Book Review – Your Driver is Waiting by Priya Guns

Your Driver is Waiting is a razor sharp and darkly comic vision of a contemporary city, viewed through our RideShare driver Damani’s eyes as she cruises through it, its inhabitants’ lives flashing before her. This unnamed city is heaving with people, simmering with an undercurrent of threat, and wracked with protests and riots. Driving long hours for little pay in between caring for her sick and cantankerous mother, and drowning in unpaid bills, Damani is just trying to make it from one day to the next, while her friends rally on the frontlines of the protests. When Damani, who is Tamil, meets Jolene – a beautiful rich white social worker and activist who proclaims herself an ally of the oppressed – the chemistry is instantaneous; but as their fire burns a little too bright, and Jolene’s real personal life and social pastimes come to light, Damani is forced to confront what lies behind this vision of perfection and promise of a new future, until a climatic event that upends everything.

Damani is such a multi-layered and well-drawn character, as resilient and tough as she is vulnerable and romantic, and we find ourselves really rooting for her. One minute she’s pumping iron and reviewing the weapons in her boot – because you just never know when you’re a female driver in a city on edge – the next minute she’s lost in romantic fantasies of a future with Jolene. Yet we also see a more sombre and introspective side to her in her life weariness, and her meditations on how she might achieve more than basic survival in this city. Jolene is a character of extremes, as beautiful and captivating as she is misdirected and dangerous, while Damani’s friendship with one of her regular passengers, the mischievous old Mrs Patrice, is a delight. 
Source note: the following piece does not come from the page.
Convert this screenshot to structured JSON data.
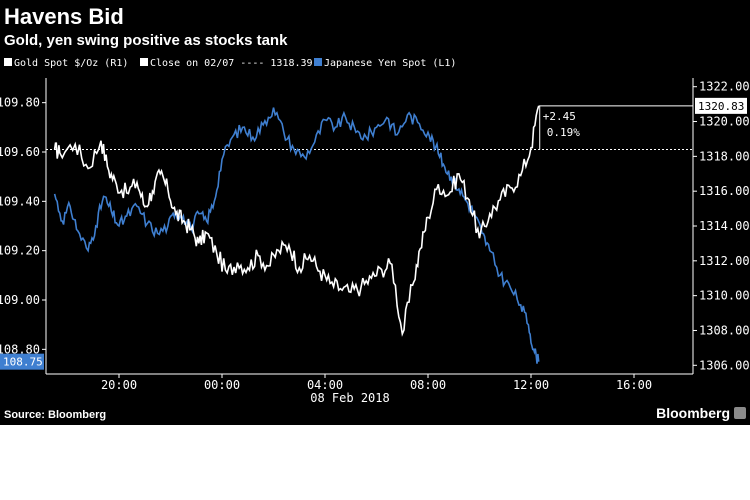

Social commentary is strong in this one, unfolding through the eyes of someone who sees all the city, and through her friends, who are on the ground, passionate, involved and at the heart of things. I loved the dynamic in Damani’s tight group of friends, giving the author a great platform for exploring both solid and supportive friendships in difficult times, as well as the question of authenticity in activism, and of fundamentally understanding what is being addressed and protested. 

The writing style is sharp, fierce and full of dark humour that suits our no-nonsense narrator. Yet she’s also a very good and caring person; we see this in the relationships she has with her friends, the way she cares for her difficult mother, and the way she responds to community prejudice towards her. Short snappy chapters serve to build suspense, and echo the flashing vignettes we see out the window through our narrator’s eyes, as we hurtle towards an inevitable explosion. 

Exploring themes of politics, class and civil action, of queer love and messy infatuations, of identity and culture, this is one ride well worth taking. 


Your Driver is Waiting is published by Atlantic Books on March 2nd. Thank you to the publisher and NetGalley for my eARC.

Priya Guns is an actor and writer previously published in short story anthologies, gal-dem, Spring magazine, and anonymously in the Guardian. She is a Creative Writing graduate from Kingston University. Your Driver Is Waiting is her debut novel.